Doğan Özgüden

Doğan Özgüden

Haziran'ın kiraz, isyan ve hüzün günleri...

24 Haziran, doğup  büyüdüğümüz toprakları 47 yıl sonra yeniden görme umudu veren bir ışık huzmesiydi. Yine olmadı... Yıkıldık mı? Hayır!
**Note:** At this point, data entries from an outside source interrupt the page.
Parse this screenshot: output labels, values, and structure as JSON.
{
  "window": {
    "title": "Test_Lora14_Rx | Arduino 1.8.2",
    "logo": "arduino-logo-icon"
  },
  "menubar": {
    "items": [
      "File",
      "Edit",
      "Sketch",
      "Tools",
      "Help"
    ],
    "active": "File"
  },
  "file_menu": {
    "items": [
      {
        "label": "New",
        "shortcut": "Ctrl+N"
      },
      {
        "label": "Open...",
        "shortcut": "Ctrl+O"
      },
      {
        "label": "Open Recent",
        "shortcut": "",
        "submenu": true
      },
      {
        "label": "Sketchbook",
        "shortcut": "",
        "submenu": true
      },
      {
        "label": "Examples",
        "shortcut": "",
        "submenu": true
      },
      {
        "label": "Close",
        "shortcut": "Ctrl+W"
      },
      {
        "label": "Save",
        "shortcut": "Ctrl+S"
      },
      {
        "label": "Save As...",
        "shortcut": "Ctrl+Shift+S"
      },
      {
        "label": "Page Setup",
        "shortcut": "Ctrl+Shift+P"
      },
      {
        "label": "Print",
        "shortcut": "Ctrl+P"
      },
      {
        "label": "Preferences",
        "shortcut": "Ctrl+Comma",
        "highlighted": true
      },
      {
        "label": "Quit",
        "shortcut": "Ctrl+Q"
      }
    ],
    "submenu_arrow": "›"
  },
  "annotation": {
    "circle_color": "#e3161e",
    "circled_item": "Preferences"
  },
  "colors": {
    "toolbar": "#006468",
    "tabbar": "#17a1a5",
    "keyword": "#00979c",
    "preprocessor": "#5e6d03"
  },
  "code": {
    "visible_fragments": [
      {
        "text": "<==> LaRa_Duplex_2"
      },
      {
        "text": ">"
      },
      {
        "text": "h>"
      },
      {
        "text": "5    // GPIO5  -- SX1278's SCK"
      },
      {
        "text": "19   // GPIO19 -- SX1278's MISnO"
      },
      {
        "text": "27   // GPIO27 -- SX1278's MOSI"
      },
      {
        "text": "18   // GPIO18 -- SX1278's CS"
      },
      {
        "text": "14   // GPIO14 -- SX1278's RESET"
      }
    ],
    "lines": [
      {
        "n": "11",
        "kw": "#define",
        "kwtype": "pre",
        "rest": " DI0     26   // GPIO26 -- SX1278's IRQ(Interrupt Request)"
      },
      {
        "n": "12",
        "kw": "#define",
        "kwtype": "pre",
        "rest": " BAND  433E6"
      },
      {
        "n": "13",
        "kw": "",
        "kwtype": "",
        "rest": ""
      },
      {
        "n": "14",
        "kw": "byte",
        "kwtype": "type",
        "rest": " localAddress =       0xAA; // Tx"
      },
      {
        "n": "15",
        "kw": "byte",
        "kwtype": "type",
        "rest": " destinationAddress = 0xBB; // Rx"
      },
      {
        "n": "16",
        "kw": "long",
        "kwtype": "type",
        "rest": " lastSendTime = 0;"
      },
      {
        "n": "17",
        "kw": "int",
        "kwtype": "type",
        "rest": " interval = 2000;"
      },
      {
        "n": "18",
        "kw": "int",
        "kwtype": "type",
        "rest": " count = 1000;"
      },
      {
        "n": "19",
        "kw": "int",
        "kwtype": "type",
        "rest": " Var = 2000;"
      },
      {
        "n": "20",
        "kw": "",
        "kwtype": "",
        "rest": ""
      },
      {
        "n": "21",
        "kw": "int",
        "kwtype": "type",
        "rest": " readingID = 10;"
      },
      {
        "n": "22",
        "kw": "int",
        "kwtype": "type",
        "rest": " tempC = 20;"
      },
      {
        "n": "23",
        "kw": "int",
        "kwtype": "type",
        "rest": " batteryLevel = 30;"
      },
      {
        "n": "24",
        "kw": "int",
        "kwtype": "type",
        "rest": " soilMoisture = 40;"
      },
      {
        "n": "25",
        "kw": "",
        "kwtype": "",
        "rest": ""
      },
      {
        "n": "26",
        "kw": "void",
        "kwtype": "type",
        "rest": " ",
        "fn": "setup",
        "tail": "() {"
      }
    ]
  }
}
Biliyoruz ki, kavga sürüyor!

Her yıl olduğu gibi, ıhlamur ağaçlarının o baş döndürücü kokusunun her yanı sardığı günler Brüksel'de de geldi çattı… Eskilerin tabiriyle bu güzelim rayihayı müzmin bronşit sabıkalısı ciğerlerime çekmek için kendimi Josaphat Parkı'na atıyorum.

24 Haziran… Türkiye insanı sandık başında… Türkiye'nin Belçika'daki göçmeni ise oy verme sırasını çoktan savmış, yaz tatiline erken giren bir kısmı çoktan uçaklarla, arabalarla sıla yolunda… Gidemeyenleri de parkın ıhlamur kokulu geniş alanlarında Schaerbeek Belediyesi'nin geleneksel "Kiraz Bayramı" coşkusunu paylaşmakta…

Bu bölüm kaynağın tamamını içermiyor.